If the episode has a major flaw, I suppose it would be in the script. I joked earlier that Scully making it to hostage situation in like 20 minutes is a little contrived, but the plot as a whole relies on contrivance a little much (Duane's ability to escape seems to rely a lot on having an improvised weapon and his guard having their back turned, and you think someone would mention to Mulder that Duane was former FBI up front). The script also relies on exposition a little heavily sometimes, but that's overall a minor flaw.

The cash register says NRA4EVER, just one of the hundreds of radical right-wing messages inserted into every show by creator Matt Groening.

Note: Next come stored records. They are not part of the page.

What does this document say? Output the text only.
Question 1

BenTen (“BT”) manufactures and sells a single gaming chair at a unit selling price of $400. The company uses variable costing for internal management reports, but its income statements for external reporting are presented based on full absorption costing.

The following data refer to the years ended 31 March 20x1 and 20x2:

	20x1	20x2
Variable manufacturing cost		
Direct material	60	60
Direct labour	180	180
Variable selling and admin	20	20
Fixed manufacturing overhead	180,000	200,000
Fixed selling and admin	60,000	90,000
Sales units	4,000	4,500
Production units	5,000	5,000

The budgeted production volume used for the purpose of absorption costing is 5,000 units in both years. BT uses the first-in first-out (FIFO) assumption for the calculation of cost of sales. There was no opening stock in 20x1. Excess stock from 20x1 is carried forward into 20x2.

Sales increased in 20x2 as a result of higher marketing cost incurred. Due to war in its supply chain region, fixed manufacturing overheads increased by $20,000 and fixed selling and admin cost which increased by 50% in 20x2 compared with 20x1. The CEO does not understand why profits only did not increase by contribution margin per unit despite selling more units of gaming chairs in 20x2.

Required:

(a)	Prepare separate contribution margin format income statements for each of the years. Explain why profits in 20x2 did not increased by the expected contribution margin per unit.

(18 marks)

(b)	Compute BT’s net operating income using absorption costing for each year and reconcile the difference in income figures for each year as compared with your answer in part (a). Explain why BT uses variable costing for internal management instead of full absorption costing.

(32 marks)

Duane Barry is overall a pretty solid episode, a lot of good points and not much in the way of flaws, but it's still easily the weakest of the Scully Abducted trilogy of episodes. So we're in for a good set of reviews (Excluding 3, but we'll discuss that when we get to it), and a series with long reaching consequences on the rest of the series (Scully's cancer, her son William). We'll discuss all that when we get to it, but for now, we have a good episode and a good review right here.

Case Notes:
  • We here at I Want to Review would like to apologize for our long absence. I just moved and I had to work a lot to make sure I had enough money for, you know, food and such. I'm going to try and bring this back on schedule (IE, 3 times a month) over the next couple weeks.
  • The X-Files usually has people watching old movies or TV whenever the TV is on, mostly because it's usually out of copyright, but this time it really works as mood-setting ambience.
  • Duane is such a memorable character, but I think I'd blanked on his habit of referring to himself in the third person.
  • Mulder in a speedo would be confusing me sexually if I wasn't openly bisexual. As it is, it's quite pleasant.
  • The hostage negotiation bit is a solid conceit to give the episode tension, but it does have a variant on the Armageddon problem: Wouldn't it be easier to teach a hostage negotiator about alien abductions than an alien abduction expert about hostage negotiation?
  • The hostage who mouths off to Duane looks a lot like Tobias Funke from Arrested Development. This doesn't add anything, it just amused me.
  • On that note, who the fuck asks the person who took them hostage if they're gonna have to sit on the floor all night? He's clearly unstable, and armed, don't piss him off.
  • It seems kind of silly to have the hostage negotiator doing his thing within sight of the hostage taker.
  • Mulder ranting about abductee experiences is pretty creepy, especially when he talks directly to Kazdin about what they do to women's ovaries.
  • Okay, Kazdin tell Krycek to get her coffee amused me.
  • I mentioned this above, but deciding to set this episode in and around a hostage negotiation is a really good concept. Slowly revealing new pieces of Duane Barry's backstory, the ever changing situation, the tight and focused location, it's all good stuff.
  • Everyone is trying to give Mulder advice on how to handle the hostage stuff, but they're apparently unaware that Mulder doesn't take advice on anything.
  • If Duane wasn't just an actual abductee and just turned out to be a garden variety mental patient, this episode would probably end with Mulder getting shot. I'm just saying.
  • Not gonna lie, the sequences showing Duane's abduction are pretty frightening.
  • Scully being angrily indignant while trying to help Mulder is one of my favorite things she does.
  • I know that one of the hostages saying that she believes Duane is supposed to come across as sweet, but it actually reads like Stockholm Syndrome.
  • Mulder asking if Duane is lying is such an obvious miscalculation. Come on Mulder, you're better than that.
  • I like Scully scanning the piece of metal at the grocery store and then just bolting when it fucks up the cash register.
Current Celebrity Watch:

Nope.

Future Celebrity Watch:

CCH Pounder, who plays Agent Kazdin, has appeared on a ton of TV shows in a variety of roles. We'd be here all day if I mentioned them all, but I guess the most notable is the fact that she appeared as one of the main characters on The Shield (I've never watched it, but she played Captain Claudette Wyms, if that helps?)

Also, the guy who plays Duane's counsellor, Frank C. Turner, was in Alone in the Dark. That doesn't make him a celebrity, it just amuses me.